Ma era un quadro reale, storico? No, come vedremo. E detto dal Belli che cos'è? Cinismo
senza pari o satira crudelissima? O un po’ dell’uno e dell’altra? Certo, il
Belli, impiegato in Vaticano, orecchiava battute e bisbigli malevoli di
bibliotecari, laici ed ecclesiastici, che poi riutilizzava a piacimento ora qua ora là. Ma la famosa doppiezza ideologica del Belli ci ha abituato a tutto, e perciò per capire come fosse accolta realmente la nuova tecnica della vaccinazione bisogna sospendere il
giudizio, ragionare e calarsi nel suo tempo e in quello immediatamente
precedente leggendo cronache e documenti storici. Le sorprese non mancheranno.
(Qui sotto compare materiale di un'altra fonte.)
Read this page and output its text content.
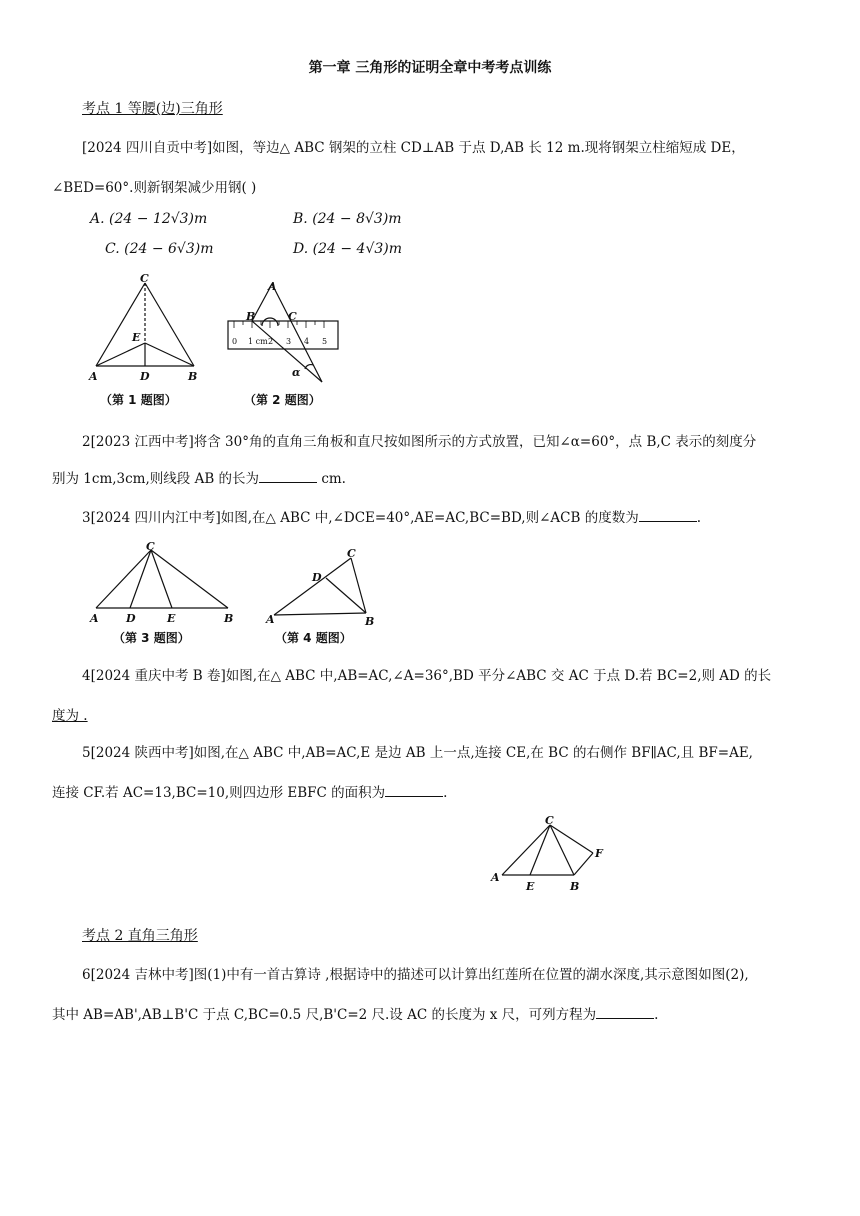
第一章 三角形的证明全章中考考点训练
考点 1 等腰(边)三角形
[2024 四川自贡中考]如图，等边△ ABC 钢架的立柱 CD⊥AB 于点 D,AB 长 12 m.现将钢架立柱缩短成 DE，
∠BED=60°.则新钢架减少用钢( )
A. (24 − 12√3)m	B. (24 − 8√3)m
C. (24 − 6√3)m	D. (24 − 4√3)m
C
E
A	D	B
（第 1 题图）
A
B	C
α
0 1 cm 2 3 4 5
（第 2 题图）
2[2023 江西中考]将含 30°角的直角三角板和直尺按如图所示的方式放置，已知∠α=60°，点 B,C 表示的刻度分
别为 1cm,3cm,则线段 AB 的长为	cm.
3[2024 四川内江中考]如图,在△ ABC 中,∠DCE=40°,AE=AC,BC=BD,则∠ACB 的度数为	.
C
A D	E	B
（第 3 题图）
C
D
A	B
（第 4 题图）
4[2024 重庆中考 B 卷]如图,在△ ABC 中,AB=AC,∠A=36°,BD 平分∠ABC 交 AC 于点 D.若 BC=2,则 AD 的长
度为 .
5[2024 陕西中考]如图,在△ ABC 中,AB=AC,E 是边 AB 上一点,连接 CE,在 BC 的右侧作 BF∥AC,且 BF=AE,
连接 CF.若 AC=13,BC=10,则四边形 EBFC 的面积为	.
C
F
A
E	B
考点 2 直角三角形
6[2024 吉林中考]图(1)中有一首古算诗 ,根据诗中的描述可以计算出红莲所在位置的湖水深度,其示意图如图(2),
其中 AB=AB',AB⊥B'C 于点 C,BC=0.5 尺,B'C=2 尺.设 AC 的长度为 x 尺，可列方程为	.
L'inoculazione o "innesto" a dosi ridottissime del vaiolo, allora umano perché preso dalle pustole dei malati leggeri o in via di guarigione ("variolizzazione"), allo scopo di prevenire una malattia devastante, è patrocinata da
grandi intellettuali milanesi di prestigio, tra i quali il Beccaria, il Verri,
che la definisce “pratica vantaggiosissima” (2), e il collega poeta satirico Parini, insieme cattolicissimo (abate) e illuminista, che in una prolissa e illeggibile ode L’innesto
(1765) critica il fatalismo e la mancanza di prevenzione di chi ritiene questo come ogni male ineluttabile: «Oh, debil arte, oh mal secura scorta / che il mal
attendi e no’l previeni accorta».
Ma l'innesto del vaiolo è voluto perfino dal Capo della Chiesa in persona,
Prospero Lambertini, l’illuminista e riformatore papa Benedetto XIV, che ha
tutto il tempo – morirà nel 1758 – di prender parte con posizione favorevole ma
prudente alla grande disputa sull’inoculazione che proprio in quegli anni
infiamma l’Europa e soprattutto l’Italia. Sul tema personalmente segue il suo
teologo di fiducia, il grande illuminista cattolico Ludovico Antonio Muratori. Ma
i tempi – dice – non sono ancora maturi, e per far accettare questo
“preservativo” bisognerà aspettare più d’un papa. I papi sono gli ultimi a
dover innovare in queste cose. «Se io fossi imperatore o re – scrive papa Benedetto
XIV al medico Bianchi, capofila dei cattolici anti-vaccino – l’inoculazione, in
vista de’ vantaggi che vi scorgo, sarebbe ormai ammessa ne’ miei Stati. Ma non
voglio scandolezzare li timidi e li deboli». E' la nuova impostazione illuministica, o non piuttosto la vecchia cattolica-gesuitica?
In ogni caso, tornando al sonetto del Belli, che cosa pretende, quasi un secolo
dopo, quel popolano ottuso, anzi quel piccolo borghese o ecclesiastico oscurantista che si cela dietro la satira del Belli? Perché essere più papalini del Papa?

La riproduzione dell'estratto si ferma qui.